End of Junior Year

WOW! I haven’t been on here since forever.
Well, junior year has officially ended today at 12:35PM. All I can say about junior year is that it is…without fault one of the most stressful years of my education career. I’ve never been so stressed out before until this year. I ended up with a high grade point average compared to possibly the entire school but I was honestly not satisfied with my performance. Actually, I am not satisfied with the reflections of my hard work. I’ve dedicated my butt off for every class to receive 87%, 88%, and an 89% in three of my classes. My teachers don’t “bump” up grades so in my head all that ran through my mind was “I didn’t put in enough time, I didn’t try hard enough, I was being a slacker, I have failed.” That’s not true. I’ve put in MORE than enough time, I’ve given every test, quiz, and project my 101%, I am known for getting my work done on time, and I did not fail. I did my best and that is all I can exert. My grades and GPA may not reflect my efforts and dedication but I know deep down inside I deserve more than a number or letter to define me. I am more than any grade point average. I’ve put in so much to deserve more and the grade is never an accurate depiction of my efforts. I’ve learned that life is sometimes so unfair, but in the end, I’ll make it out alive and I will end up going to college. I will make it through. I’m glad this year is over though. Time to put it all in the past and just move on with life.

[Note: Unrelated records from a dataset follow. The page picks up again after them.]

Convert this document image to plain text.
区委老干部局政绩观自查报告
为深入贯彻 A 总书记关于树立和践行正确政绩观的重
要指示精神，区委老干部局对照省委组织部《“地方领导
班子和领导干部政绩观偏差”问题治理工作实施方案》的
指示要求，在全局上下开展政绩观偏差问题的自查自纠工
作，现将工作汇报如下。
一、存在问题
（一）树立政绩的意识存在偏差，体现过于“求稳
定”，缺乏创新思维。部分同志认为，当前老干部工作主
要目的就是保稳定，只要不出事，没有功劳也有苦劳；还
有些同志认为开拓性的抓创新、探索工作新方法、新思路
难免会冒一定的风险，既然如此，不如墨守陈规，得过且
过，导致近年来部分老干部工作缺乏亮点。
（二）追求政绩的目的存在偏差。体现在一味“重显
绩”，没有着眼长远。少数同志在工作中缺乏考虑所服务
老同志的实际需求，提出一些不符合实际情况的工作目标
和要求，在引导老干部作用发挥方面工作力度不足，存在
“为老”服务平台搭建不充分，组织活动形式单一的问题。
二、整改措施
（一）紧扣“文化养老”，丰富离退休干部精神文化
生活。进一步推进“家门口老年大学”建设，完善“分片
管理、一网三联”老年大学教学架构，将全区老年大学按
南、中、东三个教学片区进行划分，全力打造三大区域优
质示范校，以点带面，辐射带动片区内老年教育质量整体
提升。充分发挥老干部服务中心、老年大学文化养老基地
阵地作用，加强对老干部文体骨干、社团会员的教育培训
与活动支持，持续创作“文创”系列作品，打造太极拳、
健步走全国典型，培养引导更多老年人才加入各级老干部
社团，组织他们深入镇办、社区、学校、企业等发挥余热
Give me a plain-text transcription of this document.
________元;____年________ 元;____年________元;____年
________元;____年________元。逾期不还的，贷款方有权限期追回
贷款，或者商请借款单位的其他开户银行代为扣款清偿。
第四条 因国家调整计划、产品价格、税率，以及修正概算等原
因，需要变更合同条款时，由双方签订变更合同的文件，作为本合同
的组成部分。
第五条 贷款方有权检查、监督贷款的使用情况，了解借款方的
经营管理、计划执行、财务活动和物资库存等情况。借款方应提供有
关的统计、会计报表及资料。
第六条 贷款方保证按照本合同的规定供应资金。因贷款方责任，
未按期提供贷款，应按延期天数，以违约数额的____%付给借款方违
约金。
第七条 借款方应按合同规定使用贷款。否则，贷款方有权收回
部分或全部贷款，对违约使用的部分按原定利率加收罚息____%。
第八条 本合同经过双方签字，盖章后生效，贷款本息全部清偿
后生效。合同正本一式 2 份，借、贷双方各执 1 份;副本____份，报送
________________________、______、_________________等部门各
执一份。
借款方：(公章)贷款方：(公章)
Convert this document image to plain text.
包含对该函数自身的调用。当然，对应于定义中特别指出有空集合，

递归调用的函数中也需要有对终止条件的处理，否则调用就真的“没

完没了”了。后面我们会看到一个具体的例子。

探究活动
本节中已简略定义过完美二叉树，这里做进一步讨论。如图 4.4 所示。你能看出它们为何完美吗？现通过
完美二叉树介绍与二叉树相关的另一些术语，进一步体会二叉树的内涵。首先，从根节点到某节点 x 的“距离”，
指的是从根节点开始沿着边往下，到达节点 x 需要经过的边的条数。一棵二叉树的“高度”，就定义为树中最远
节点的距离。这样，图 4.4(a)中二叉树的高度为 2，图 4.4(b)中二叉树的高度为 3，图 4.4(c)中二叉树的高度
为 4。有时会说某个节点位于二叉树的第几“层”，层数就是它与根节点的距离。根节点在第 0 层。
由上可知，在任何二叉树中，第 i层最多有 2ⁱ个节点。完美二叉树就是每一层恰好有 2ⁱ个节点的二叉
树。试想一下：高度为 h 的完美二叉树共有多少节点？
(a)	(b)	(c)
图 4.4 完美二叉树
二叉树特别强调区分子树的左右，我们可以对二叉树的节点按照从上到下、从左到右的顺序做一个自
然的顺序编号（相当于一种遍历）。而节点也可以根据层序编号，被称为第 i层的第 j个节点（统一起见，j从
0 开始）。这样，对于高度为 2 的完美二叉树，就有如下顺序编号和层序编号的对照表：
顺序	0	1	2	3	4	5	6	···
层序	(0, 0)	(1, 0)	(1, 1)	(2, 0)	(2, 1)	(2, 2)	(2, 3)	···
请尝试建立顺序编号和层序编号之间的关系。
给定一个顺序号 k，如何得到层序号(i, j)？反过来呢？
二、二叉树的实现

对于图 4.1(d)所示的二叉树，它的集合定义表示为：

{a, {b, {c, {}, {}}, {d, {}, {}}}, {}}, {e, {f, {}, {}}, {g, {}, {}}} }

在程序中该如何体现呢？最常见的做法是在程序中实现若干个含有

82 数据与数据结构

I went home from school, crying because it was so heartbreaking to see how my grades were not an accurate depiction of my habits. I cried and cried and cried for two hours and went through a mild panic attack. Only after my boyfriend came over did I try to get back to reality and think rationally. Then we went to the beach to think things through and to just get some fresh air. I got home and went to the gym for around an hour and a half. Now I’m here, writing to you about junior year.
It was hell, but it has taught me a valuable lesson.